The backlash was predictable, swift, and strong. People of all backgrounds condemned the tweet. Twitter suspended her account, Campus Reform wrote a story on the incident, and Georgetown University rebuked the tweet (sort of).
Backlash notwithstanding, Professor Fair declined to moderate her views, saying "I will NOT moderate my rage for YOUR convenience. As a VICTIM of assault, I along with millions of women ... watch white males gather around a belligerent predator defending his and their privilege. I WILL use words that will make you as I uncomfortable as I am." Later, Fair would say the whole thing was just an "experiment," explaining that although Republicans senators supporting Kavanaugh "deserve miserable deaths" and should be castrated, she was not calling for violence. "[T]his idea," she retorted, "that I'm somehow calling for actual violence is preposterous." Instead, she "merely articulated what [her] spirituality" told her and "set this up for Tucker Carlson." (In fairness, Carlson did take the bait, describing the tweet as a call for "genocide.")
If all that makes sense to you, congratulations: you probably have a bright career ahead of you as an associate professor at Georgetown University. But if you are more comfortable with both feet on the ground, you likely see this outburst for what it really is: the temper tantrum of a simpleminded bigot.
Why is this so? It's not because of Professor Fair's initial tweet, unseemly though it was. Any person who cares deeply about a cause has made the stupid mistake of speaking out of anger. To err is human. Rather, it is her unhinged response to her mistake that deserves the most scorn.
Most noticeable is her doubling -down remark: "I WILL use words that will make you as I uncomfortable as I am."
In that single sentence, the professor revealed more than she perhaps intended. Fair spoke not to be understood. She spoke not to make her position clearer to others. Instead, she lashed out in a clumsy attempt to make others hurt as she hurt.

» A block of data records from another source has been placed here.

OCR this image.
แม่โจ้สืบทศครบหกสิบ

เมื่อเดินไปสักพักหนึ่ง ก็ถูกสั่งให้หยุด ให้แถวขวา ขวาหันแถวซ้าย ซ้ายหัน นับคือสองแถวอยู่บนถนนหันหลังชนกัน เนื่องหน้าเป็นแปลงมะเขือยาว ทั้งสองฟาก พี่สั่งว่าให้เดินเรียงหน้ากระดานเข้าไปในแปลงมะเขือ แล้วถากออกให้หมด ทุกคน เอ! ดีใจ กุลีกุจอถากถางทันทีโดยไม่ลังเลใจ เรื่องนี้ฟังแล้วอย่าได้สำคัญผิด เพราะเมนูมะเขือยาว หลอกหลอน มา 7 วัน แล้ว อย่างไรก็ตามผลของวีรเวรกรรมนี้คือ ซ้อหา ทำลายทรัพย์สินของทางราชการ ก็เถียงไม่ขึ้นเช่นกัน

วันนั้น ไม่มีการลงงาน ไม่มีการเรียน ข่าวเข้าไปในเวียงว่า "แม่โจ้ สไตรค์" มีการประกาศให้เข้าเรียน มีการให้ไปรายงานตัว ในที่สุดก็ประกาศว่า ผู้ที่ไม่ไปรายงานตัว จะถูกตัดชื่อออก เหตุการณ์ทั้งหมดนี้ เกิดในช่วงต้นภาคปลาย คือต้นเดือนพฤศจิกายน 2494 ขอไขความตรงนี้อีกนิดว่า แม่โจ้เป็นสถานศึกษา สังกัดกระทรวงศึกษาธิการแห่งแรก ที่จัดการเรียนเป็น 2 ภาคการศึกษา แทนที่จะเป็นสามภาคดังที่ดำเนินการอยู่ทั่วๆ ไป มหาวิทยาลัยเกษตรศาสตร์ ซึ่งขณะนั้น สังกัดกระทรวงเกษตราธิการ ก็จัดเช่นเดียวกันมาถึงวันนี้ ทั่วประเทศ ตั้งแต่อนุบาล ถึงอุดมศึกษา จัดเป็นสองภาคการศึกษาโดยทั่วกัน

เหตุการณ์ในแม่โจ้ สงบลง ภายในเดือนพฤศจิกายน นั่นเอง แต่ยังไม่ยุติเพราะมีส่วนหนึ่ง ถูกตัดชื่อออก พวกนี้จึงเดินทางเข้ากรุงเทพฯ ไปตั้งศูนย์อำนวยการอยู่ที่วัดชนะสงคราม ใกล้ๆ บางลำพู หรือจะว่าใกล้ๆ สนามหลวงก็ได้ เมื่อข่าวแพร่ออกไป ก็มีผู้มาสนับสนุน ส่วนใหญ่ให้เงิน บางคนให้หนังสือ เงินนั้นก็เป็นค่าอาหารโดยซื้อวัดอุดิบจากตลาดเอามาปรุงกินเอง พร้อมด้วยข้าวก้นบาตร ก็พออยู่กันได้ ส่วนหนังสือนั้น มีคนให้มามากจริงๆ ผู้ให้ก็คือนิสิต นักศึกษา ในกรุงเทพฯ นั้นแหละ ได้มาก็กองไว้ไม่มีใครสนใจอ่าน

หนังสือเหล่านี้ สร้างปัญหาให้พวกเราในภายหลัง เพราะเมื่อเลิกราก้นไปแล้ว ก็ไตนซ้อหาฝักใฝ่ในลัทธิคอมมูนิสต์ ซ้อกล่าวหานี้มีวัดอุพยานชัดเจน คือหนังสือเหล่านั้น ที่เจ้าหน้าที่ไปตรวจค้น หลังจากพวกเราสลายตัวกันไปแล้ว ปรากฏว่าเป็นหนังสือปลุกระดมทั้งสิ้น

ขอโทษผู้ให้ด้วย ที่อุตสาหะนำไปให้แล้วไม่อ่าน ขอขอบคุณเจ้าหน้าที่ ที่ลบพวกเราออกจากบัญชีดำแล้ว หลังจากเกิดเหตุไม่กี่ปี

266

It didn't matter whether her feelings were justified or whether her choice of recourse was rational. It didn't matter that her call for collective retributive "justice" is the rallying cry of useful idiots. She was angry, and therefore, she was right. And apparently, her age and exemplary education were no match for her self-absorbed, prepubescent impulses.
It's yet another sign of cognitive decline in higher education, and were its implications not so grave, it would be comical. Unfortunately, this is the natural result of a culture that has fetishized empathy and feelings over reason and prudence. A top professor at one of our nation's most prestigious post-secondary institutions is comfortable making death threats on Twitter, purely for whatever temporary, self-indulgent high it can offer.
When reason yields to incessant empathetic wallowing, disciplined thinking – the cornerstone of all civilized behavior – ceases. Of course, that's not a defect of identity politics, but a feature. Just ask Fair, who dismissed calls for more disciplined thinking as just "another way to discipline women's bodies."